Sorry, I don’t understand. What do you mean by “it’s not required to implement a translation catalog as a dictionary”?

barry · August 12, 2023, 6:00pm

What I mean is that NullTranslations essentially defines the interface for translation catalogs. GNUTranslations happens to keep the internal mapping from source strings to translated strings as an internal dictionary, but that implementation detail isn’t required by the API. I could imagine for example, an implementation which talks to some external catalog service and doesn’t use a dictionary.

storchaka · August 12, 2023, 6:04pm

If you want to know whether there is translation of the specified string, you can create a class which always fail and add it as a fallback.

class NoTranslations(NullTranslations):
    def gettext(self, message):
        raise NoTranslationsError
    def ngettext(self, msgid1, msgid2, n):
        raise NoTranslationsError
    def pgettext(self, context, message):
        raise NoTranslationsError
    def npgettext(self, context, msgid1, msgid2, n):
        raise NoTranslationsError

Or you can make it storing input strings and returning default implementation.

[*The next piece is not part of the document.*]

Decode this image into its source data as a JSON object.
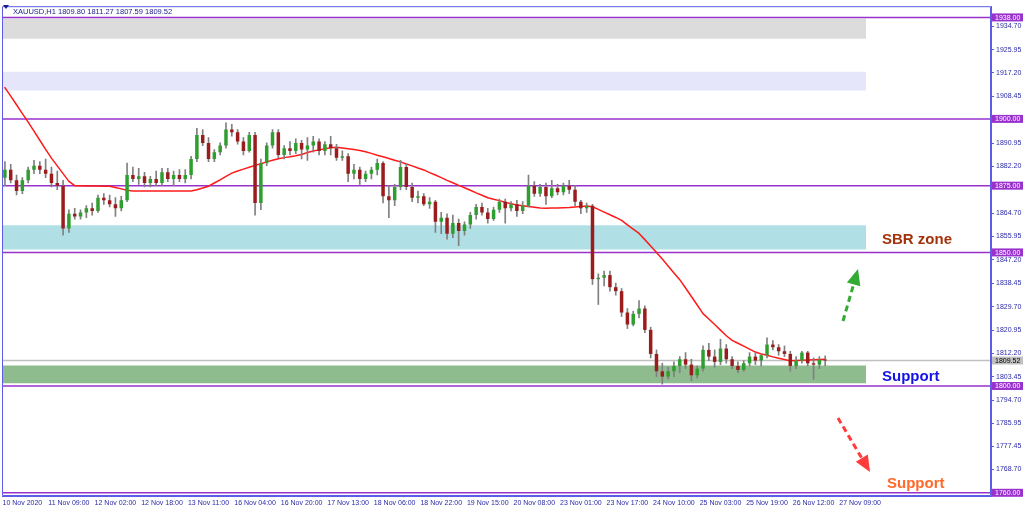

jeanas · August 12, 2023, 6:27pm

Raising an exception is an interesting idea, but:

In the specific case of Sphinx, the message catalog objects are shared with with all extensions (Sphinx has a large ecosystem of extensions), so we can’t make them raise exceptions on untranslated messages.

barry · August 12, 2023, 9:53pm

You can reach in and set my_translation._fallback = None but of course that tampers with the non-public API. We could codify that by defining add_fallback(None) as the way to spell removal of the fallback.

AA-Turner · August 13, 2023, 12:52pm

Due to the design of chained fallbacks I think it isn’t entirely obvious here would be which fallback add_fallback(None) would remove (the last in the chain? the fallback of the translator that the method was called on?).

I intend to open an issue and PR to add __contains__ in the next few days unless there are objections, as I think that would be a useful improvement regardless of a potential improvement to the fallback management API.

A

jeanas · August 13, 2023, 1:09pm

I object. I wanted to open the PR myself as an easy first contribution

barry · August 13, 2023, 6:38pm

There are ways to handle that. You can already add_fallback(None) but I think it essentially has no effect. It will chase the fallbacks to the last in the chain, which already has no fallback, and set it to None. Not very useful behavior.

Changing that is technical a backward incompatible change, but since the above semantics are pretty useless, I don’t know whether they need to be preserved. But if so then just add a remove_fallback() method to break the top most fallback link.

barry · August 13, 2023, 6:39pm

Just tag me in the PR either way

storchaka · August 13, 2023, 9:21pm

You can make it conditional.

    def gettext(self, message):
        if self.flag:
            raise NoTranslationsError
        return super().gettext(message)

You can make it just logging untranslated messages.

    def gettext(self, message):
        self.untranslated.add(message)
        return super().gettext(message)

orise · August 14, 2023, 8:54am

I can see the current semantics being useful if you want to add a fallback dynamically (or maybe based on configuration) with an option of adding no fallback at all.
Of course this can be done with a simple if, but there may be code that does this already and would break badly by the change.

jeanas · September 9, 2023, 7:53pm

Sorry for the delay (I was on vacation).

I’ve hit a stumbling block: should msgid in catalog return True if msgid is present in catalog but with a context? Or should we make that return False, and instead allow testing whether a message can be translated given a certain context with (msgctxt, msgid) in catalog?

jeanas · September 9, 2023, 7:55pm

Also, there is a bit of an issue with plurals since a message may have some of the forms translated and some not (but I guess that might be rare? I’ve never worked with message catalogs containing pluralized forms).